The Company's liquidity increased due to the influx of capital from the exercise
of stock options and warrants and due to the increase in profits experienced
during the first six months of 1996. The combination of the above factors
resulted in an overall increase in working capital from $7,847,207 at December
31, 1995 to $7,466,279 at June 30, 1996. The current ratio for the Company
decreased from 4.09 at December 31, 1995 to 1.95 at June 30, 1996. The decrease
in the Company's current ratio is primarily attributed to the assumption of
Krasner Group, Inc.'s line of credit of $1,645,205.

The Company currently has approximately 34,328 warrants remaining to be
exercised of the 2,050,000 originally issued. Additionally, the Company
currently has 307,500 warrants remaining to be exercised associated with the
overallotment of shares in connection with the intial public offering. The
infusion of cash from the initial public offering and the subsequent exercise of
the common stock warrants has improved the liquidity of the Company
considerably. Additionally, the Company has outstanding 1,321,250 options to
acquire common stock held by various celebrities, spokespersons, consultants,
and officers and directors of the Company exercisable at $.75 per share. The
Company expects to receive additional funds from the exercise of these shares.
The above exercise of warrants and options should contribute to the liquidity
and working capital of the Company.

                                       12
<PAGE>
 
                          PART II.  OTHER INFORMATION
                          ---------------------------
                                        

Item 4 - Submission of Matters to a Vote of Securtity Holders.

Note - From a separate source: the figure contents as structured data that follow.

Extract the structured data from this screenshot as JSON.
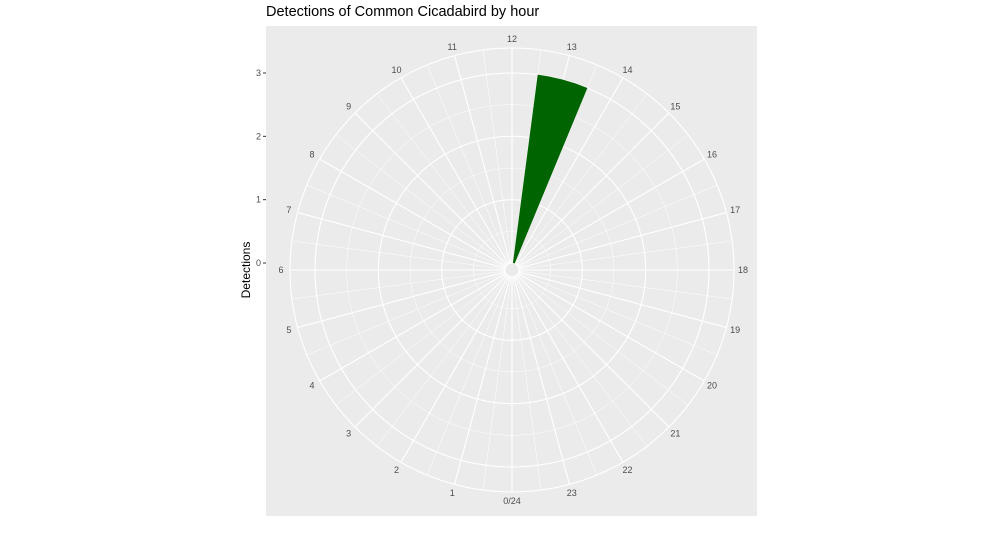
{
  "chart_data": {
    "type": "bar",
    "coord": "polar",
    "title": "Detections of Common Cicadabird by hour",
    "ylabel": "Detections",
    "xlabel": "",
    "categories": [
      "0/24",
      "1",
      "2",
      "3",
      "4",
      "5",
      "6",
      "7",
      "8",
      "9",
      "10",
      "11",
      "12",
      "13",
      "14",
      "15",
      "16",
      "17",
      "18",
      "19",
      "20",
      "21",
      "22",
      "23"
    ],
    "values": [
      0,
      0,
      0,
      0,
      0,
      0,
      0,
      0,
      0,
      0,
      0,
      0,
      0,
      3,
      0,
      0,
      0,
      0,
      0,
      0,
      0,
      0,
      0,
      0
    ],
    "y_ticks": [
      "0",
      "1",
      "2",
      "3"
    ],
    "ylim": [
      0,
      3
    ],
    "bar_color": "#006400",
    "panel_color": "#ebebeb",
    "grid_color": "#ffffff",
    "grid": true
  }
}
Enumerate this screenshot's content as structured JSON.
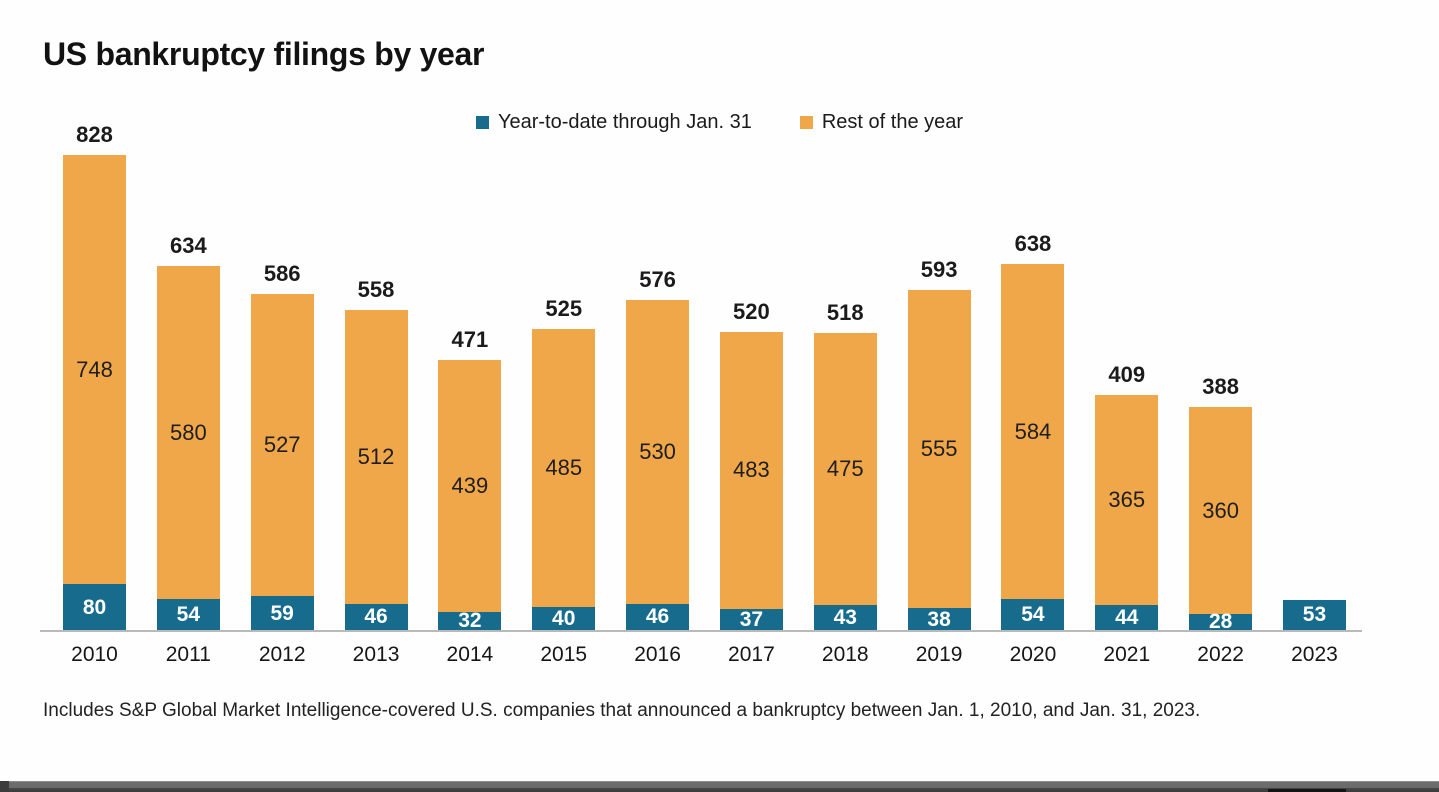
{
  "title": "US bankruptcy filings by year",
  "footnote": "Includes S&P Global Market Intelligence-covered U.S. companies that announced a bankruptcy between Jan. 1, 2010, and Jan. 31, 2023.",
  "colors": {
    "ytd_teal": "#176B8D",
    "rest_orange": "#F0A74A",
    "axis_gray": "#B9B9B9",
    "text_dark": "#1B1B1B"
  },
  "chart_data": {
    "type": "bar",
    "stacked": true,
    "grid": false,
    "legend_position": "top-center",
    "categories": [
      "2010",
      "2011",
      "2012",
      "2013",
      "2014",
      "2015",
      "2016",
      "2017",
      "2018",
      "2019",
      "2020",
      "2021",
      "2022",
      "2023"
    ],
    "series": [
      {
        "name": "Year-to-date through Jan. 31",
        "color": "#176B8D",
        "values": [
          80,
          54,
          59,
          46,
          32,
          40,
          46,
          37,
          43,
          38,
          54,
          44,
          28,
          53
        ]
      },
      {
        "name": "Rest of the year",
        "color": "#F0A74A",
        "values": [
          748,
          580,
          527,
          512,
          439,
          485,
          530,
          483,
          475,
          555,
          584,
          365,
          360,
          null
        ]
      }
    ],
    "totals": [
      828,
      634,
      586,
      558,
      471,
      525,
      576,
      520,
      518,
      593,
      638,
      409,
      388,
      null
    ],
    "xlabel": "",
    "ylabel": "",
    "ylim": [
      0,
      828
    ]
  }
}
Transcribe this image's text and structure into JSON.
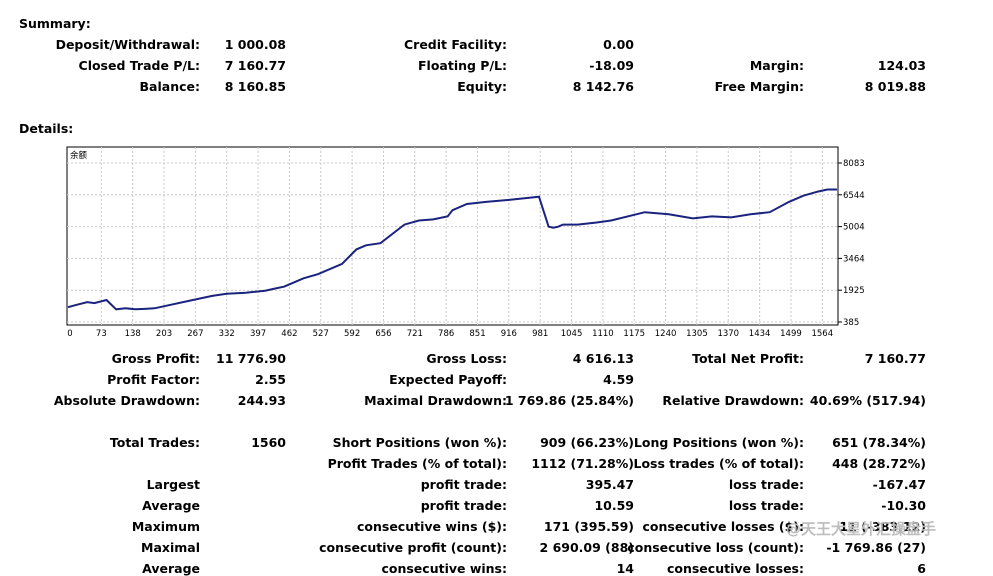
{
  "summary": {
    "title": "Summary:",
    "rows": [
      [
        {
          "label": "Deposit/Withdrawal:",
          "value": "1 000.08"
        },
        {
          "label": "Credit Facility:",
          "value": "0.00"
        },
        {
          "label": "",
          "value": ""
        }
      ],
      [
        {
          "label": "Closed Trade P/L:",
          "value": "7 160.77"
        },
        {
          "label": "Floating P/L:",
          "value": "-18.09"
        },
        {
          "label": "Margin:",
          "value": "124.03"
        }
      ],
      [
        {
          "label": "Balance:",
          "value": "8 160.85"
        },
        {
          "label": "Equity:",
          "value": "8 142.76"
        },
        {
          "label": "Free Margin:",
          "value": "8 019.88"
        }
      ]
    ]
  },
  "details": {
    "title": "Details:"
  },
  "chart_data": {
    "type": "line",
    "title": "余额",
    "xlabel": "",
    "ylabel": "",
    "x_ticks": [
      "0",
      "73",
      "138",
      "203",
      "267",
      "332",
      "397",
      "462",
      "527",
      "592",
      "656",
      "721",
      "786",
      "851",
      "916",
      "981",
      "1045",
      "1110",
      "1175",
      "1240",
      "1305",
      "1370",
      "1434",
      "1499",
      "1564"
    ],
    "y_ticks": [
      "8083",
      "6544",
      "5004",
      "3464",
      "1925",
      "385"
    ],
    "xlim": [
      0,
      1600
    ],
    "ylim": [
      385,
      8083
    ],
    "grid": true,
    "line_color": "#1a237e",
    "series": [
      {
        "x": [
          0,
          15,
          40,
          55,
          80,
          100,
          120,
          140,
          160,
          180,
          210,
          250,
          300,
          330,
          370,
          390,
          410,
          430,
          450,
          470,
          490,
          520,
          570,
          600,
          620,
          650,
          700,
          730,
          760,
          790,
          800,
          830,
          870,
          920,
          960,
          980,
          1000,
          1010,
          1020,
          1030,
          1060,
          1100,
          1130,
          1200,
          1250,
          1300,
          1340,
          1380,
          1420,
          1460,
          1500,
          1530,
          1560,
          1580,
          1600
        ],
        "y": [
          1100,
          1200,
          1350,
          1300,
          1450,
          1000,
          1050,
          1000,
          1020,
          1050,
          1200,
          1400,
          1650,
          1750,
          1800,
          1850,
          1900,
          2000,
          2100,
          2300,
          2500,
          2700,
          3200,
          3900,
          4100,
          4200,
          5100,
          5300,
          5350,
          5500,
          5800,
          6100,
          6200,
          6300,
          6400,
          6450,
          5000,
          4950,
          5000,
          5100,
          5100,
          5200,
          5300,
          5700,
          5600,
          5400,
          5500,
          5450,
          5600,
          5700,
          6200,
          6500,
          6700,
          6800,
          6800
        ]
      }
    ]
  },
  "stats": {
    "row1": [
      {
        "label": "Gross Profit:",
        "value": "11 776.90"
      },
      {
        "label": "Gross Loss:",
        "value": "4 616.13"
      },
      {
        "label": "Total Net Profit:",
        "value": "7 160.77"
      }
    ],
    "row2": [
      {
        "label": "Profit Factor:",
        "value": "2.55"
      },
      {
        "label": "Expected Payoff:",
        "value": "4.59"
      }
    ],
    "row3": [
      {
        "label": "Absolute Drawdown:",
        "value": "244.93"
      },
      {
        "label": "Maximal Drawdown:",
        "value": "1 769.86 (25.84%)"
      },
      {
        "label": "Relative Drawdown:",
        "value": "40.69% (517.94)"
      }
    ],
    "trades": [
      {
        "a_label": "Total Trades:",
        "a_value": "1560",
        "b_label": "Short Positions (won %):",
        "b_value": "909 (66.23%)",
        "c_label": "Long Positions (won %):",
        "c_value": "651 (78.34%)"
      },
      {
        "a_label": "",
        "a_value": "",
        "b_label": "Profit Trades (% of total):",
        "b_value": "1112 (71.28%)",
        "c_label": "Loss trades (% of total):",
        "c_value": "448 (28.72%)"
      },
      {
        "a_label": "Largest",
        "a_value": "",
        "b_label": "profit trade:",
        "b_value": "395.47",
        "c_label": "loss trade:",
        "c_value": "-167.47"
      },
      {
        "a_label": "Average",
        "a_value": "",
        "b_label": "profit trade:",
        "b_value": "10.59",
        "c_label": "loss trade:",
        "c_value": "-10.30"
      },
      {
        "a_label": "Maximum",
        "a_value": "",
        "b_label": "consecutive wins ($):",
        "b_value": "171 (395.59)",
        "c_label": "consecutive losses ($):",
        "c_value": "11 (-383.12)"
      },
      {
        "a_label": "Maximal",
        "a_value": "",
        "b_label": "consecutive profit (count):",
        "b_value": "2 690.09 (88)",
        "c_label": "consecutive loss (count):",
        "c_value": "-1 769.86 (27)"
      },
      {
        "a_label": "Average",
        "a_value": "",
        "b_label": "consecutive wins:",
        "b_value": "14",
        "c_label": "consecutive losses:",
        "c_value": "6"
      }
    ]
  },
  "watermark": {
    "text": "@天王大星外汇操盘手"
  }
}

         On June 25, 1996, the Company held its Annual Meeting of Shareholders.
The meeting involved the election of Directors of the Company. Mr. Lowell W.
Paxon was newly elected to the Board, While Louis L. Knickerbocker, Anthony P.
Shutts, Farrah Fawcett, Gerald A. Margolis, and William R. Black were re-elected
to the Board.


         A brief description of each matter voted on and number of votes cast is
as follows:

<TABLE>
<CAPTION>
 
     <S>                                  <C>                      <C>  
     1)  Election of Directors:               FOR                  WITHHOLD
          Louis L. Knickerbocker           13,052,632               10,557
          Anthony P. Shutts                13,052,632               10,557
          Farrah Fawcett                   13,050,737               12,452
          Gerald A. Marolis                13,052,632               10,557
          William R. Black                 13,052,132               11,057
          Lowell W. Paxson                 13,052,632               10,557
</TABLE>

Item 6 - Exhibits and Reports of Form 8-K.
- ------                                    

(b)      Reports of Form 8-K
         -------------------
         A Form 8-K was filed in July of 1996 in connection with the Company's
acquisition of Krasner Group, Inc.


                                   SIGNATURES

In accordance with the requirements of the Exchange Act, the registrant caused
this report to be signed on its behalf by the undersigned, thereunto duly
authorized.

                                    THE L.L. KNICKERBOCKER CO., INC.


Date:   August 12, 1996             By: /s/ ANTHONY P. SHUTTS
                                    ------------------------- 
                                    Anthony P. Shutts
                                    Chief Financial Officer

                                    Signing on behalf of the registrant and as
                                    principal financial and accounting officer.